History has demonstrated that the state, being an organ of the people, with its challenges on accountability can never be relied upon as an agent of economic change and transformation. 
The state itself is weak in many African states because underpinning it is a dependency syndrome on donor funds.
If African states are institutionally and capacity challenged, how can anyone come to the conclusion that nationalization will advance the economic democratization process?
I have always held the view that anyone who builds in one's yard is in effect glorifying the titleholder.
Equally, people who decide to invest in Africa are in effect advancing the African promise because without such discretionary investment there appears to be no alternative plan.
If an alternative plan does exist, then one would observe the displacement of investment by indigenous Africans by the so-called foreign investment.
It is God who made minerals and hid them our job is to find them at a cost and extract them at a further cost.
If funds for exploration and exploitation are not available as is the case in many situations in Africa, the resources will remain in situ and no amount of rhetoric will lift the minerals from where they are resident.
Even in the case of land, the land cannot be externalized and is where it is and the situation has not changed since the beginning of human civilization.

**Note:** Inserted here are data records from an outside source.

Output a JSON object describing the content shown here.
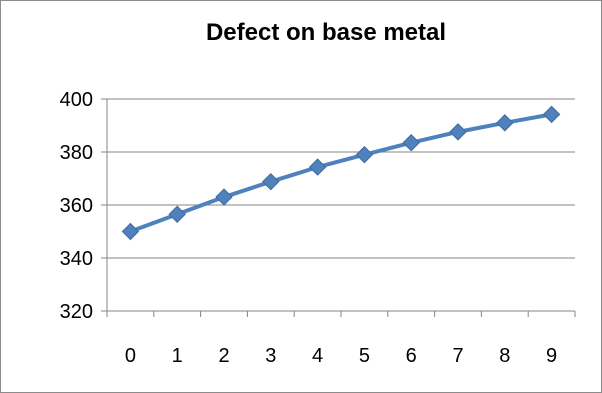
{
  "chart_data": {
    "type": "line",
    "title": "Defect on base metal",
    "xlabel": "",
    "ylabel": "",
    "x": [
      0,
      1,
      2,
      3,
      4,
      5,
      6,
      7,
      8,
      9
    ],
    "series": [
      {
        "name": "",
        "color": "#4f81bd",
        "marker": "diamond",
        "values": [
          350,
          356.5,
          363,
          368.8,
          374.3,
          379,
          383.5,
          387.6,
          391,
          394.2
        ]
      }
    ],
    "ylim": [
      320,
      400
    ],
    "yticks": [
      320,
      340,
      360,
      380,
      400
    ],
    "grid": "horizontal",
    "legend": "none"
  }
}
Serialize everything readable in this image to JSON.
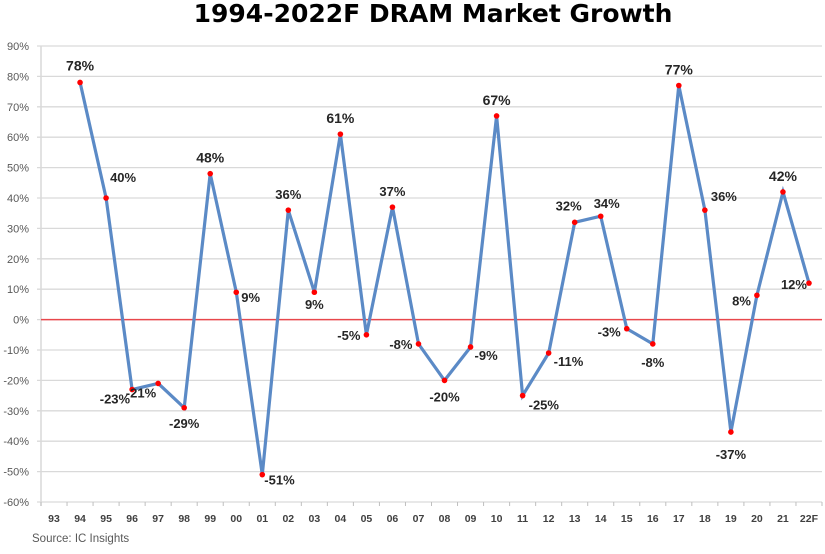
{
  "chart_data": {
    "type": "line",
    "title": "1994-2022F DRAM Market Growth",
    "xlabel": "",
    "ylabel": "",
    "categories": [
      "93",
      "94",
      "95",
      "96",
      "97",
      "98",
      "99",
      "00",
      "01",
      "02",
      "03",
      "04",
      "05",
      "06",
      "07",
      "08",
      "09",
      "10",
      "11",
      "12",
      "13",
      "14",
      "15",
      "16",
      "17",
      "18",
      "19",
      "20",
      "21",
      "22F"
    ],
    "series": [
      {
        "name": "DRAM Market Growth",
        "values": [
          null,
          78,
          40,
          -23,
          -21,
          -29,
          48,
          9,
          -51,
          36,
          9,
          61,
          -5,
          37,
          -8,
          -20,
          -9,
          67,
          -25,
          -11,
          32,
          34,
          -3,
          -8,
          77,
          36,
          -37,
          8,
          42,
          12
        ],
        "labels": [
          "",
          "78%",
          "40%",
          "-23%",
          "-21%",
          "-29%",
          "48%",
          "9%",
          "-51%",
          "36%",
          "9%",
          "61%",
          "-5%",
          "37%",
          "-8%",
          "-20%",
          "-9%",
          "67%",
          "-25%",
          "-11%",
          "32%",
          "34%",
          "-3%",
          "-8%",
          "77%",
          "36%",
          "-37%",
          "8%",
          "42%",
          "12%"
        ]
      }
    ],
    "ylim": [
      -60,
      90
    ],
    "yticks": [
      90,
      80,
      70,
      60,
      50,
      40,
      30,
      20,
      10,
      0,
      -10,
      -20,
      -30,
      -40,
      -50,
      -60
    ],
    "ytick_labels": [
      "90%",
      "80%",
      "70%",
      "60%",
      "50%",
      "40%",
      "30%",
      "20%",
      "10%",
      "0%",
      "-10%",
      "-20%",
      "-30%",
      "-40%",
      "-50%",
      "-60%"
    ],
    "grid": true,
    "legend": "none",
    "reference_line": {
      "value": 0,
      "color": "#e8474c"
    },
    "colors": {
      "line": "#5b8ac6",
      "marker": "#ff0000",
      "grid": "#d9d9d9"
    }
  },
  "footer": {
    "source": "Source:  IC Insights"
  }
}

It would be wrong for one generation to take the view that they own the land instead of taking the view no human being is capable of owning land but in life one can use the land.
Human beings are perishable but in life we all want to be in control. Ownership implies the concept of exclusion.
If we exclude white Africans from using land then one must provide a viable alternative that will see land being used to produce products that can address human challenges.
In many cases we have observed that exclusionary policies have not yielded the intended benefits and yet this has not stopped the use of inflammatory language.
Democracy needs deliberation and deliberation is lubricated by knowledge. Ultimately, democracy is discussion and, therefore, it is incumbent upon us to engage in the great debates of our time.
By pushing the envelope of knowledge on what it takes to build a prosperous and secure nation state, finding a common ground is made easier.
There are just too many of us who believe that Africa belongs only to the people they classify as indigenous forgetting that even indigenous people can elect to migrate to foreign states and in doing so challenge the exclusionary argument that is often advanced that Africa can only advance its cause if its resources are perpetually controlled and managed by so-called indigenous people.
I invite all to join in the conversations of our time so that together we can impact on the world we live in. Let us share ideas. Let us debate. Let us negotiate our future. Let us deliberate.
Our continent needs our voices and more importantly ordinary as we are we can accomplish extraordinary outcomes if we reason together.
As a businessman, I have been advised by many of my colleagues to stop writing and focus on business.
Yes, this makes sense but if our voices are missing at this defining hour in our history then what will future generations say about us?
Let us get out of the comfort zone and be the change we want to see. I joined Africa Heritage Society www.africaheritage.com based on my belief that Africa belongs to all who believe in it. 
The face of an African need not be my face but must embrace all who make Africa what it is. We are all human and it is our actions that leave a legacy not our skin color or religion, for example.
If a foreign born person decides to call Africa home let us embrace the person because making that decision is in fact an expression of the affirmation of Africa as a home of hope.
If Africa can convert dreams of foreign-born person into real and tangible wealth why is it difficult for us to spread the message of hope and opportunity to the many that believe they are condemned to live in poverty?